Now, back to what we meant by "best."
"Best" in our case, means minimizing the sum of squares of "errors," i.e., the least squares approach. That is, we wish to find a line $y = \beta_1 + \beta_2x$ that fits our seven data points, such that the sum of squares of "errors" is minimized. We define "error" as follows: For each $\beta_1 + x_i\beta_2 = y_i$ in our linear system, the error is given by $\epsilon_i = y_i - (\beta_1 + x_i\beta_2)$. Note that each individual error can be positive or negative (hence why they end up squared).

So, we want find $\beta_1$ and $\beta_2$ that solve the equations in our linear system, such that $\sum_{i=1}^7 \epsilon_i^2$ is as small as possible, i.e., minimized. This is analogous to the following procedure:

First, we need to set up the sum of squares of errors function, which easily enough is

$S(\beta_1, \beta_2) = \sum_i=1^7 y_i - (\beta_1 + x_i\beta_2) =$ $
(130-(\beta_1 + 1\beta_2))^2 + (140-(\beta_1 + 2\beta_2))^2 + (152-(\beta_1 + 3\beta_2))^2 + (160-(\beta_1 + 4\beta_2))^2 +$
$
(169-(\beta_1 + 5\beta_2))^2 + (182-(\beta_1 + 6\beta_2))^2 +
(194-(\beta_1 + 7\beta_2))^2$
.

Next, we want to compute the minimum of $s(\beta_1,\beta_2)$, which is done by calculating the partial derivatives of $s(\beta_1,\beta_2)$ with respect to $\beta_1$ and $\beta_2)$ and setting them equal to zero. Finally, we solve for $\beta_1$ and $\beta_2)$. Then plug those values you get back into the original equation y = b1 + b2 x

3. Originally Posted by stoorrey
Use the sales data given below to determine

(a) the least squares trend line.
(b) the predicted value for 2002 sales.

Year... Sales(units).......Year........Sales (units)
1995 .......130............ .....1999..............169
1996........140..................2000............. 182
1997........152..................2001............. 194
1998....... 160................. 2002..................?

Make table:
For the time series, set years as follows:
1995 as X=0
1996 as X=1
.
.
.
2002 as X=7

Use Y for sales units.

$\begin{array}{cccc}X&X^2&Y&XY\\
0&0&130&0\\
1&140&140&140\\
2&152&4&304\\
.&.&.&.\\
.&.&.&.\\
\Sigma X&\Sigma X^2&\Sigma Y&\Sigma XY\end{array}$

Setup the following equations:

$\Sigma Y=a_0N+a_1\Sigma X$---------------------eq(1)
$\Sigma XY=a_0\Sigma X+a_1\Sigma X^2$----------eq(2)

Where $N=8$

Solve for $a_0$ and $a_1$ in eq(1) and eq(2).

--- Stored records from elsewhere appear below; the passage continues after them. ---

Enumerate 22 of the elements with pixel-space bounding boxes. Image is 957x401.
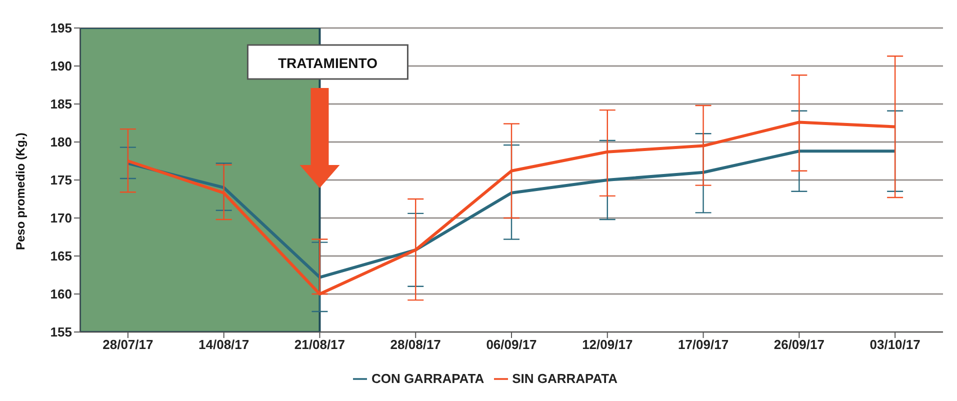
- y-tick-label: 185: [50, 96, 72, 112]
- y-tick-label: 180: [50, 134, 72, 150]
- legend-label: CON GARRAPATA: [371, 371, 484, 386]
- x-tick-label: 17/09/17: [678, 337, 729, 352]
- x-tick-label: 14/08/17: [198, 337, 250, 352]
- y-tick-label: 160: [50, 286, 72, 302]
- x-tick-label: 28/08/17: [390, 337, 441, 352]
- x-tick-label: 03/10/17: [870, 337, 920, 352]
- x-tick-label: 21/08/17: [294, 337, 346, 352]
- legend-label: SIN GARRAPATA: [512, 371, 618, 386]
- annotation: TRATAMIENTO: [278, 55, 378, 71]
- x-tick-label: 12/09/17: [582, 337, 633, 352]
- y-tick-label: 165: [50, 248, 72, 264]
- y-tick-label: 190: [50, 58, 72, 74]
- x-tick-label: 06/09/17: [486, 337, 537, 352]
- y-tick-label: 175: [50, 172, 72, 188]
- y-axis-title: Peso promedio (Kg.): [13, 132, 28, 250]
- x-tick-label: 26/09/17: [774, 337, 824, 352]
- y-tick-label: 170: [50, 210, 72, 226]
- y-tick-label: 195: [50, 20, 72, 36]
- x-tick-label: 28/07/17: [102, 337, 154, 352]
- y-tick-label: 155: [50, 324, 72, 340]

Once you got $a_0$ and $a_1$, you can find the predicted values, $Y$ simply by inputing X's into equation 3:
$
Y=a_0+a_1X$
---------eq(3)

Equation (3) is the trend line.

Since I am not a student in a school of business, I don't know the abbreviation MAD or MSE, but you should not have any trouble doing the rest.

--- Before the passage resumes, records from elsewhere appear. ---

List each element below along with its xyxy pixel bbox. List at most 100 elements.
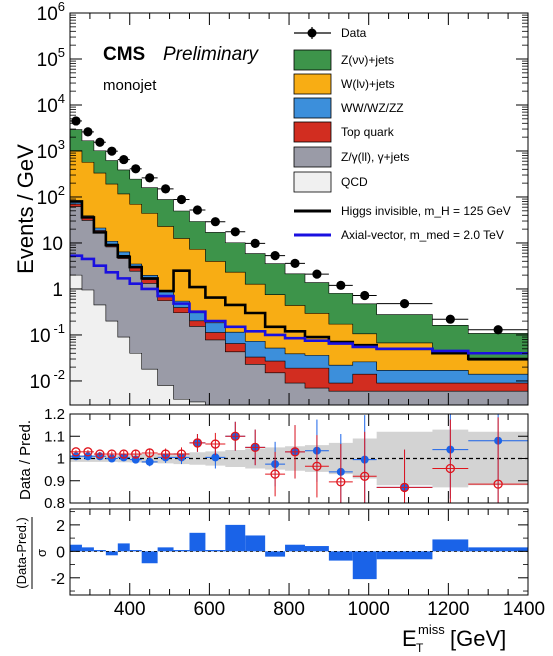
pull-bar — [225, 524, 246, 552]
pull-bar — [265, 551, 286, 557]
y-tick-label: 410 — [37, 91, 65, 117]
svg-text:10: 10 — [29, 372, 50, 393]
pull-label-numerator: (Data-Pred.) — [14, 517, 29, 589]
ratio-y-tick-label: 1.1 — [44, 428, 65, 445]
ratio-point-prefit — [432, 419, 469, 503]
data-point — [225, 227, 246, 237]
ratio-point-prefit — [141, 448, 158, 458]
svg-text:5: 5 — [58, 45, 65, 60]
y-tick-label: 610 — [37, 0, 65, 25]
pull-bar — [328, 551, 353, 561]
svg-text:Z/γ(ll), γ+jets: Z/γ(ll), γ+jets — [341, 150, 409, 164]
data-point — [81, 127, 94, 137]
y-tick-label: -110 — [29, 321, 65, 347]
svg-text:4: 4 — [58, 91, 65, 106]
svg-text:10: 10 — [37, 188, 58, 209]
region-label: monojet — [103, 77, 157, 94]
ratio-point-postfit — [205, 446, 226, 469]
uncertainty-band-fill — [70, 429, 528, 488]
x-axis-label-E: E — [402, 626, 417, 651]
legend-entry-qcd: QCD — [293, 171, 368, 193]
pull-bar — [117, 543, 130, 552]
legend-entry-znunu: Z(νν)+jets — [293, 49, 394, 71]
ratio-point-prefit — [376, 449, 433, 503]
ratio-y-tick-label: 0.9 — [44, 473, 65, 490]
ratio-y-tick-label: 1 — [57, 451, 65, 468]
legend-entry-top: Top quark — [293, 121, 395, 143]
svg-text:WW/WZ/ZZ: WW/WZ/ZZ — [341, 101, 404, 115]
ratio-point-postfit — [141, 457, 158, 467]
ratio-point-prefit — [189, 434, 206, 452]
data-point — [352, 290, 377, 301]
data-point — [157, 184, 174, 194]
ratio-point-prefit — [157, 448, 174, 460]
pull-bar — [205, 550, 226, 552]
ratio-point-prefit — [105, 449, 118, 459]
legend-entry-data: Data — [294, 26, 367, 40]
x-tick-label: 1400 — [503, 599, 545, 620]
pull-bar — [285, 544, 305, 552]
x-axis-label-subscript: T — [416, 641, 424, 655]
svg-text:10: 10 — [37, 50, 58, 71]
svg-text:3: 3 — [58, 137, 65, 152]
data-point — [141, 173, 158, 183]
data-point — [432, 314, 469, 324]
svg-text:Data: Data — [341, 26, 367, 40]
y-tick-label: 310 — [37, 137, 65, 163]
x-axis-label: E T miss [GeV] — [402, 622, 506, 655]
pull-bar — [468, 547, 528, 552]
pull-bar — [245, 535, 266, 552]
svg-text:2: 2 — [58, 183, 65, 198]
pull-bars — [70, 524, 528, 580]
svg-text:Z(νν)+jets: Z(νν)+jets — [341, 53, 394, 67]
data-points — [70, 116, 528, 335]
ratio-point-prefit — [225, 421, 246, 451]
ratio-y-axis-label: Data / Pred. — [17, 420, 34, 500]
x-tick-label: 400 — [114, 599, 146, 620]
svg-text:QCD: QCD — [341, 175, 368, 189]
data-point — [328, 280, 353, 290]
ratio-point-prefit — [285, 425, 305, 479]
data-point — [468, 325, 528, 335]
preliminary-label: Preliminary — [163, 44, 260, 65]
axial-vector-line — [70, 254, 528, 355]
pull-bar — [352, 551, 377, 580]
pull-bar — [432, 539, 469, 552]
svg-text:10: 10 — [42, 234, 63, 255]
ratio-point-prefit — [117, 449, 130, 459]
pull-panel: -2 0 2 400 600 800 1000 1200 1400 (Data-Pred.) … — [14, 508, 545, 655]
y-tick-label: -210 — [29, 367, 65, 393]
y-tick-label: 510 — [37, 45, 65, 71]
svg-text:10: 10 — [37, 4, 58, 25]
pull-y-tick-labels: -2 0 2 — [51, 518, 65, 588]
svg-text:-2: -2 — [53, 367, 65, 382]
pull-bar — [376, 551, 433, 560]
ratio-y-tick-labels: 0.8 0.9 1 1.1 1.2 — [44, 406, 65, 512]
ratio-axis-ticks — [70, 413, 529, 504]
y-tick-label: 210 — [37, 183, 65, 209]
ratio-point-prefit — [468, 417, 528, 503]
data-point — [189, 205, 206, 215]
ratio-points — [70, 414, 528, 503]
x-tick-labels: 400 600 800 1000 1200 1400 — [114, 599, 545, 620]
ratio-point-postfit — [117, 453, 130, 462]
ratio-point-prefit — [129, 449, 142, 459]
x-tick-label: 1000 — [348, 599, 390, 620]
data-point — [265, 251, 286, 261]
pull-y-tick-label: 0 — [56, 544, 65, 561]
ratio-point-prefit — [173, 447, 190, 461]
svg-text:10: 10 — [37, 96, 58, 117]
pull-y-axis-label: (Data-Pred.) σ — [14, 517, 49, 589]
svg-text:Higgs invisible, m_H = 125 GeV: Higgs invisible, m_H = 125 GeV — [341, 204, 511, 218]
data-point — [205, 217, 226, 227]
cms-label: CMS — [103, 44, 145, 65]
data-point — [173, 194, 190, 205]
ratio-point-prefit — [304, 435, 329, 498]
legend-entry-axial: Axial-vector, m_med = 2.0 TeV — [294, 228, 504, 242]
pull-y-tick-label: 2 — [56, 518, 65, 535]
x-axis-label-superscript: miss — [418, 622, 445, 637]
ratio-y-tick-label: 0.8 — [44, 495, 65, 512]
data-point — [304, 269, 329, 279]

4. 1 It would be good to know what your model is
2 I don't know mad either, but I can only guess at it with a bad joke
3 MSE is Mean Squared Error, it's the SSE divided by it's degrees of freedom.
These are all chi-square rvs, if you have normal errors.
(SSE is the sum of squares due to error. It's what your model cannot explain.)

5. Originally Posted by matheagle
1 It would be good to know what your model is

$\Sigma Y=a_0N+a_1\Sigma X$---------------------eq(1)
$\Sigma XY=a_0\Sigma X+a_1\Sigma X^2$----------eq(2)

$Y=a_0+a_1X$---------eq(3)

Equation 1 and 2 are called the Least-Squares Normal Equations.
Equation 3 is called the Least-Squares Linear Regression Equation.

This line has been removed. I realized it wasn't polite.

Originally Posted by matheagle
3 MSE is Mean Squared Error, it's the SSE divided by it's degrees of freedom.
Number 3 is not in my book. Which book do you recommend?